Configure a Data Action to push Zendesk fields into Genesys as interaction attributes. Then reference those specific attribute keys in Agent Scripting instead of relying on native Zendesk variable resolution.
resource “genesyscloud_routing_queue” “zendesk_migration” {
name = “Support Queue”
split_rules {
enabled = true
rules {
condition {
attribute_path = “Zendesk:CustomerName”
operator = “exists”
}
}
}
}
The problem here is that Agent Scripting v1 does not resolve external ticket system variables like `{{customer.name}}` directly. Genesys Cloud treats interaction attributes as distinct from the underlying CRM data unless explicitly mapped. The suggestion above mentions Data Actions, which is correct, but there is a significant latency risk if you rely solely on real-time webhooks during the initial interaction setup.
If the Zendesk webhook fails or times out, the agent script will display empty fields, causing a poor user experience. A more robust pattern for CX as Code deployments is to define these mappings declaratively in Terraform to ensure the queue or flow is always configured to expect these attributes, even if the data payload arrives late.
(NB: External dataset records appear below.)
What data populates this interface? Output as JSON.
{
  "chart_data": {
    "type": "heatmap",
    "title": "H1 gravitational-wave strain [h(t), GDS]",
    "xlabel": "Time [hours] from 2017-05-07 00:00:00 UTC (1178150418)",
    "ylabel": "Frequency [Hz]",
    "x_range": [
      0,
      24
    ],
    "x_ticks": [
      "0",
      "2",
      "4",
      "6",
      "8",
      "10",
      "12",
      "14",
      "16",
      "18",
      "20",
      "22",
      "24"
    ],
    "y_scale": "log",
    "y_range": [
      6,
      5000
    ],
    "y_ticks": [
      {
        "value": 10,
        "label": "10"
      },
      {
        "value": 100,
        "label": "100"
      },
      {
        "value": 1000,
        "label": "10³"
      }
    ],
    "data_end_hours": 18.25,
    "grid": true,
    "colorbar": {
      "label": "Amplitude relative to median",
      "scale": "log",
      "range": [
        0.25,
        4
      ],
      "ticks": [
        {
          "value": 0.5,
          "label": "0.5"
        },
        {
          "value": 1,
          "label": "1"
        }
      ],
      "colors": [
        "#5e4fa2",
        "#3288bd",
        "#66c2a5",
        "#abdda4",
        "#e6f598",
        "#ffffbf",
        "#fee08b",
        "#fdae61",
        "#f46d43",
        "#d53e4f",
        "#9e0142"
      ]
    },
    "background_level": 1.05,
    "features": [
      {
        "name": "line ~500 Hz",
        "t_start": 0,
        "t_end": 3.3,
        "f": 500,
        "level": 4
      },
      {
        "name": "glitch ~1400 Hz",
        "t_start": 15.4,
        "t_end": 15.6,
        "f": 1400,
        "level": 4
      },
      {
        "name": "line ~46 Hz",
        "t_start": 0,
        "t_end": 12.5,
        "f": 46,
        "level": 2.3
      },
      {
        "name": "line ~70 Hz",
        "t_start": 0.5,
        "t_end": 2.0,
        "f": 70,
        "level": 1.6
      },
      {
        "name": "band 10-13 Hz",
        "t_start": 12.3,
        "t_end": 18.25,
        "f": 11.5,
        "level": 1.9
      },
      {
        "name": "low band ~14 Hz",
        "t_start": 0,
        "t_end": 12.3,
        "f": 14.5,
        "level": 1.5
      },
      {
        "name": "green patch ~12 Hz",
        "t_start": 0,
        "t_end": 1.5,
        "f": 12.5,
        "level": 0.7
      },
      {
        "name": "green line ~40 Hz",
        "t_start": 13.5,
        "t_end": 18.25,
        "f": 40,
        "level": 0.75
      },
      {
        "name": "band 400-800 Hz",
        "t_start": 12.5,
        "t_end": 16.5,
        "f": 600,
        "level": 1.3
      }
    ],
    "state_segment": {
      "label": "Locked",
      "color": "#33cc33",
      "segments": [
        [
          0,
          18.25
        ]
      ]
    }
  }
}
Check your `genesyscloud_routing_queue` or `genesyscloud_flow` configuration. Ensure the attribute key matches exactly what the Zendesk integration pushes. A common mismatch is case sensitivity; Zendesk often sends `customer_name` while Genesys expects `CustomerName` or vice versa. Verify the payload structure in the Genesys Cloud Developer Portal under "Interactions" during a test call.
Also, consider using the Genesys Cloud CLI to validate the attribute schema before pushing to production. The CLI can simulate the attribute injection and verify if the script parser recognizes the key. This avoids the "empty field" issue where the script renders but shows nothing because the attribute path was slightly off. Do not assume native mapping exists; it must be engineered.